Maintenant, nous reparlons souvent de la première réunion que nous avons fréquentée dans ce pays de langue espagnole. Il n’y avait qu’une seule salle, et toutes les personnes intéressées s’y réunissaient pour l’étude de La Tour de Garde. Beaucoup de ceux qui assistaient étaient humbles et nu-pieds. Quelques-uns ne savaient ni lire ni écrire. Il n’y avait alors que 150 proclamateurs ; maintenant, il y a vingt-trois unités, avec 1 500 proclamateurs actifs. Un bon nombre de ceux qui ne savaient ni lire ni écrire sont à présent d’excellents orateurs qui contribuent au succès des différentes assemblées. D’autres sont serviteurs dans les groupes respectifs.
Depuis 1955, j’ai le privilège d’être serviteur de circuit dans la principale ville du pays ; je sers dans l’un des deux circuits. C’est un plaisir que de servir nos frères qui désirent vivement connaître les instructions théocratiques et les mettre en pratique. Le résultat de leur bon travail, c’est que la vérité est annoncée dans tout le pays.
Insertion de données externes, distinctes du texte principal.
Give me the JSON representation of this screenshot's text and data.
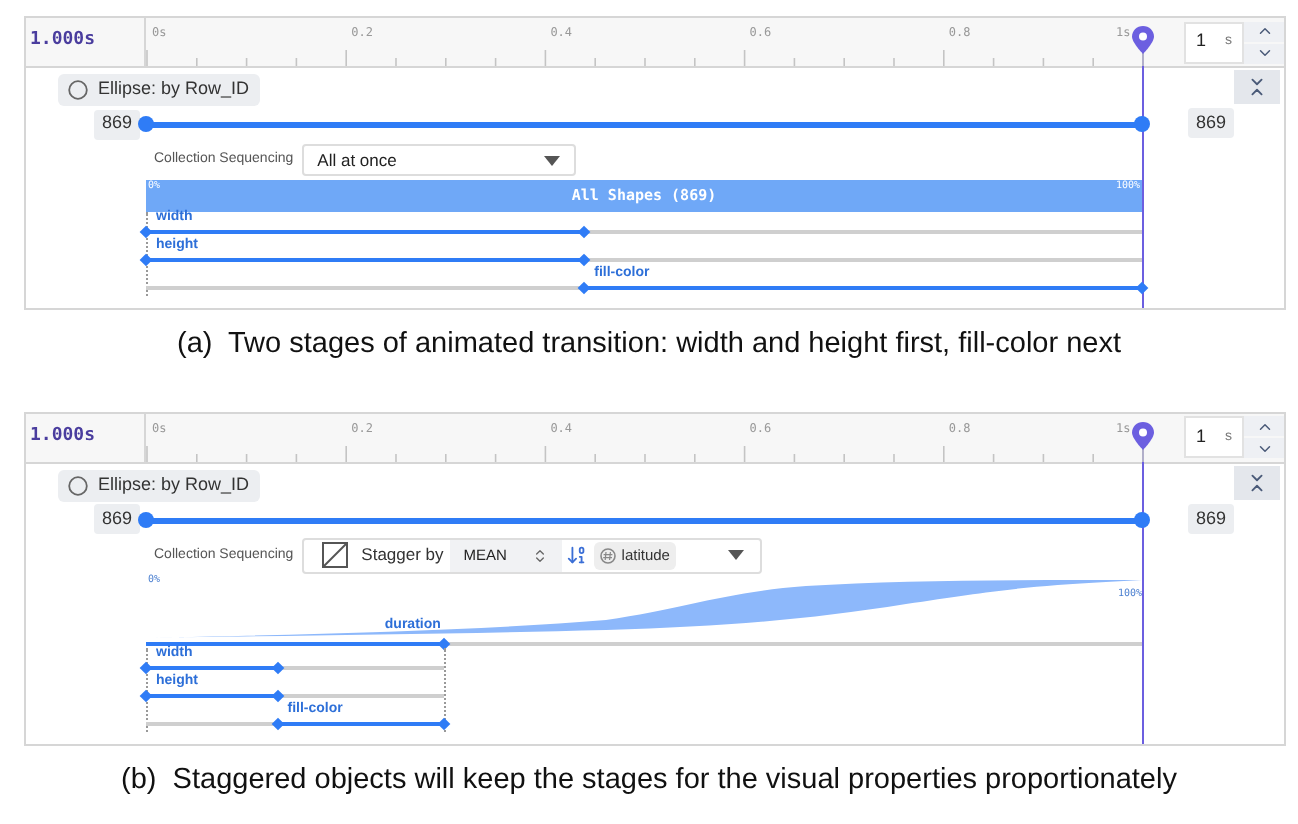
{
  "figure_panels": [
    {
      "time_readout": "1.000s",
      "ticks": [
        "0s",
        "0.2",
        "0.4",
        "0.6",
        "0.8",
        "1s"
      ],
      "duration_field": {
        "value": "1",
        "unit": "s"
      },
      "layer": {
        "name": "Ellipse: by Row_ID"
      },
      "count_start": "869",
      "count_end": "869",
      "sequencing": {
        "label": "Collection Sequencing",
        "kind": "dropdown",
        "value": "All at once"
      },
      "group": {
        "kind": "bar",
        "start_label": "0%",
        "label": "All Shapes (869)",
        "end_label": "100%"
      },
      "duration_handle": {
        "level": 1
      },
      "stage_split": {
        "level": 0.44
      },
      "tracks": [
        {
          "name": "width",
          "kind": "first"
        },
        {
          "name": "height",
          "kind": "first"
        },
        {
          "name": "fill-color",
          "kind": "second"
        }
      ],
      "caption": "(a)  Two stages of animated transition: width and height first, fill-color next"
    },
    {
      "time_readout": "1.000s",
      "ticks": [
        "0s",
        "0.2",
        "0.4",
        "0.6",
        "0.8",
        "1s"
      ],
      "duration_field": {
        "value": "1",
        "unit": "s"
      },
      "layer": {
        "name": "Ellipse: by Row_ID"
      },
      "count_start": "869",
      "count_end": "869",
      "sequencing": {
        "label": "Collection Sequencing",
        "kind": "stagger",
        "stagger_label": "Stagger by",
        "aggregate": "MEAN",
        "field": "latitude"
      },
      "group": {
        "kind": "area",
        "start_label": "0%",
        "end_label": "100%",
        "duration_label": "duration"
      },
      "duration_handle": {
        "level": 0.3
      },
      "stage_split": {
        "level": 0.44
      },
      "tracks": [
        {
          "name": "width",
          "kind": "first"
        },
        {
          "name": "height",
          "kind": "first"
        },
        {
          "name": "fill-color",
          "kind": "second"
        }
      ],
      "caption": "(b)  Staggered objects will keep the stages for the visual properties proportionately"
    }
  ]
}
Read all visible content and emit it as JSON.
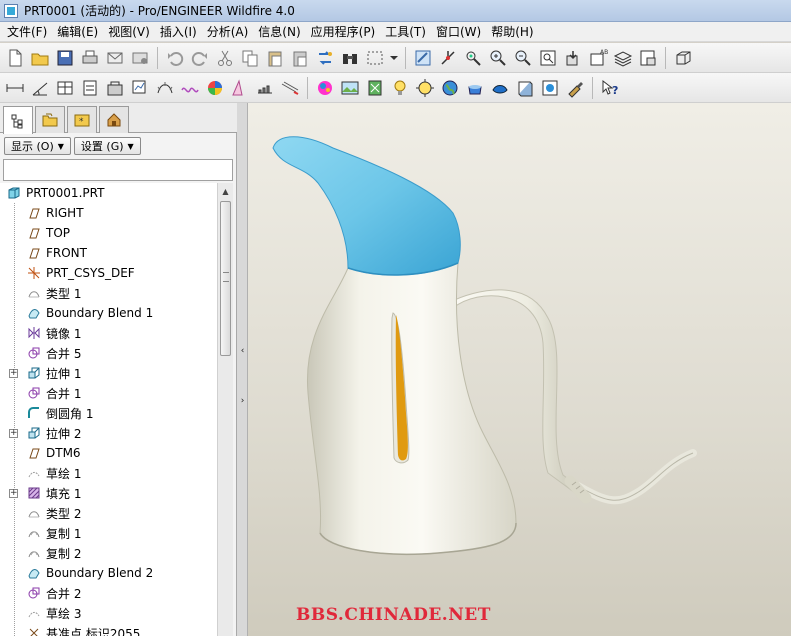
{
  "window": {
    "title": "PRT0001 (活动的) - Pro/ENGINEER Wildfire 4.0"
  },
  "menu": [
    "文件(F)",
    "编辑(E)",
    "视图(V)",
    "插入(I)",
    "分析(A)",
    "信息(N)",
    "应用程序(P)",
    "工具(T)",
    "窗口(W)",
    "帮助(H)"
  ],
  "toolbar1_icons": [
    "new-file-icon",
    "open-folder-icon",
    "save-icon",
    "print-icon",
    "send-mail-icon",
    "mail-icon",
    "undo-icon",
    "redo-icon",
    "cut-icon",
    "copy-icon",
    "paste-icon",
    "paste-special-icon",
    "regenerate-icon",
    "find-icon",
    "select-box-icon",
    "dropdown-arrow-icon",
    "repaint-icon",
    "spin-center-icon",
    "orient-icon",
    "zoom-in-icon",
    "zoom-out-icon",
    "refit-icon",
    "reorient-icon",
    "saved-views-icon",
    "layers-icon",
    "setup-icon",
    "datum-display-icon"
  ],
  "toolbar2_icons": [
    "measure-distance-icon",
    "measure-angle-icon",
    "table-icon",
    "calc-icon",
    "model-info-icon",
    "analysis-icon",
    "curvature-icon",
    "curve-icon",
    "draft-check-icon",
    "color-shade-icon",
    "graph-icon",
    "sweep-icon",
    "arrows-icon",
    "appearance-icon",
    "photo-render-icon",
    "flag-icon",
    "lightbulb-icon",
    "scene-icon",
    "globe-icon",
    "pot-icon",
    "texture-icon",
    "box-icon",
    "sphere-icon",
    "brush-icon",
    "whats-this-icon"
  ],
  "panel": {
    "tabs": [
      "model-tree-tab",
      "folder-tab",
      "favorites-tab",
      "connections-tab"
    ],
    "show_button": "显示 (O)",
    "settings_button": "设置 (G)",
    "filter_value": ""
  },
  "tree": {
    "root": "PRT0001.PRT",
    "items": [
      {
        "label": "RIGHT",
        "icon": "datum-plane-icon",
        "expandable": false
      },
      {
        "label": "TOP",
        "icon": "datum-plane-icon",
        "expandable": false
      },
      {
        "label": "FRONT",
        "icon": "datum-plane-icon",
        "expandable": false
      },
      {
        "label": "PRT_CSYS_DEF",
        "icon": "csys-icon",
        "expandable": false
      },
      {
        "label": "类型 1",
        "icon": "style-icon",
        "expandable": false
      },
      {
        "label": "Boundary Blend 1",
        "icon": "boundary-blend-icon",
        "expandable": false
      },
      {
        "label": "镜像 1",
        "icon": "mirror-icon",
        "expandable": false
      },
      {
        "label": "合并 5",
        "icon": "merge-icon",
        "expandable": false
      },
      {
        "label": "拉伸 1",
        "icon": "extrude-icon",
        "expandable": true
      },
      {
        "label": "合并 1",
        "icon": "merge-icon",
        "expandable": false
      },
      {
        "label": "倒圆角 1",
        "icon": "round-icon",
        "expandable": false
      },
      {
        "label": "拉伸 2",
        "icon": "extrude-icon",
        "expandable": true
      },
      {
        "label": "DTM6",
        "icon": "datum-plane-icon",
        "expandable": false
      },
      {
        "label": "草绘 1",
        "icon": "sketch-icon",
        "expandable": false
      },
      {
        "label": "填充 1",
        "icon": "fill-icon",
        "expandable": true
      },
      {
        "label": "类型 2",
        "icon": "style-icon",
        "expandable": false
      },
      {
        "label": "复制 1",
        "icon": "copy-surface-icon",
        "expandable": false
      },
      {
        "label": "复制 2",
        "icon": "copy-surface-icon",
        "expandable": false
      },
      {
        "label": "Boundary Blend 2",
        "icon": "boundary-blend-icon",
        "expandable": false
      },
      {
        "label": "合并 2",
        "icon": "merge-icon",
        "expandable": false
      },
      {
        "label": "草绘 3",
        "icon": "sketch-icon",
        "expandable": false
      },
      {
        "label": "基准点 标识2055",
        "icon": "datum-point-icon",
        "expandable": false
      }
    ]
  },
  "viewport": {
    "watermark": "BBS.CHINADE.NET",
    "colors": {
      "spout": "#6cc6e8",
      "body": "#f2f1e8",
      "window": "#e09a10",
      "watermark": "#e0283a"
    }
  }
}
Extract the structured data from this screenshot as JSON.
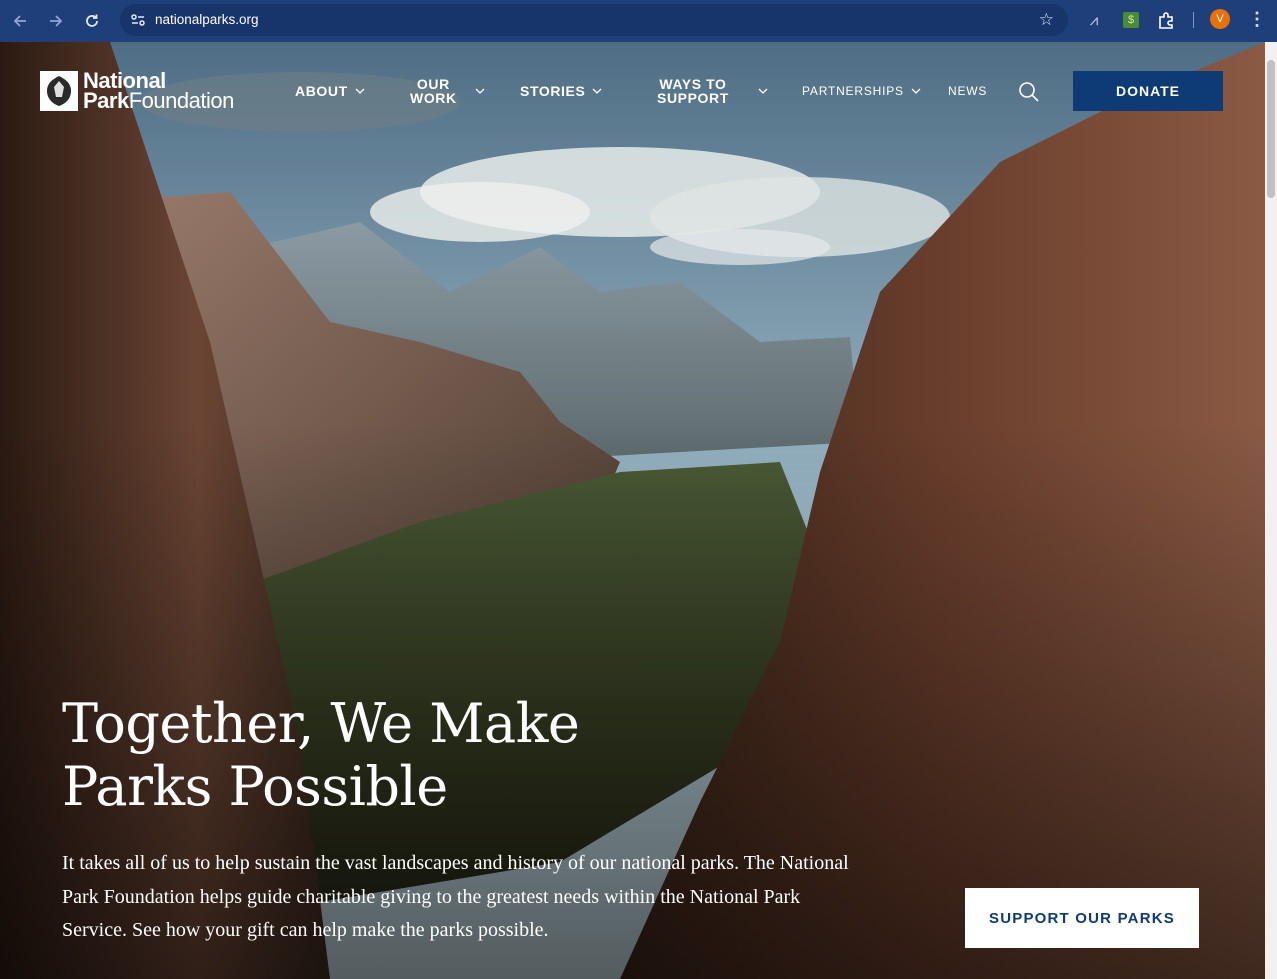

Nous ne savons pas combien d’humbles personnes nous avons aidées à parvenir à la glorieuse lumière de vérité de Jéhovah. Mais nous savons combien a été grande notre joie de partager la bonté de Jéhovah. En passant en revue toutes ces années, nous reconnaissons que nous avons eu une vie riche, sans regrets. Et nous sommes tous les deux extrêmement heureux d’avoir fait du service à plein temps le but de notre vie, service que nous avons ensuite élargi pour y inclure l’œuvre missionnaire, et que nous accomplissons encore. Voilà, c’est bien ça — une vie heureuse, une vie remplie — et maintenant nous nous réjouissons de l’année 1958, ma soixantième année, dans l’espoir de vous voir à New-York lors de l’assemblée internationale, après quoi je retournerai dans mon territoire étranger.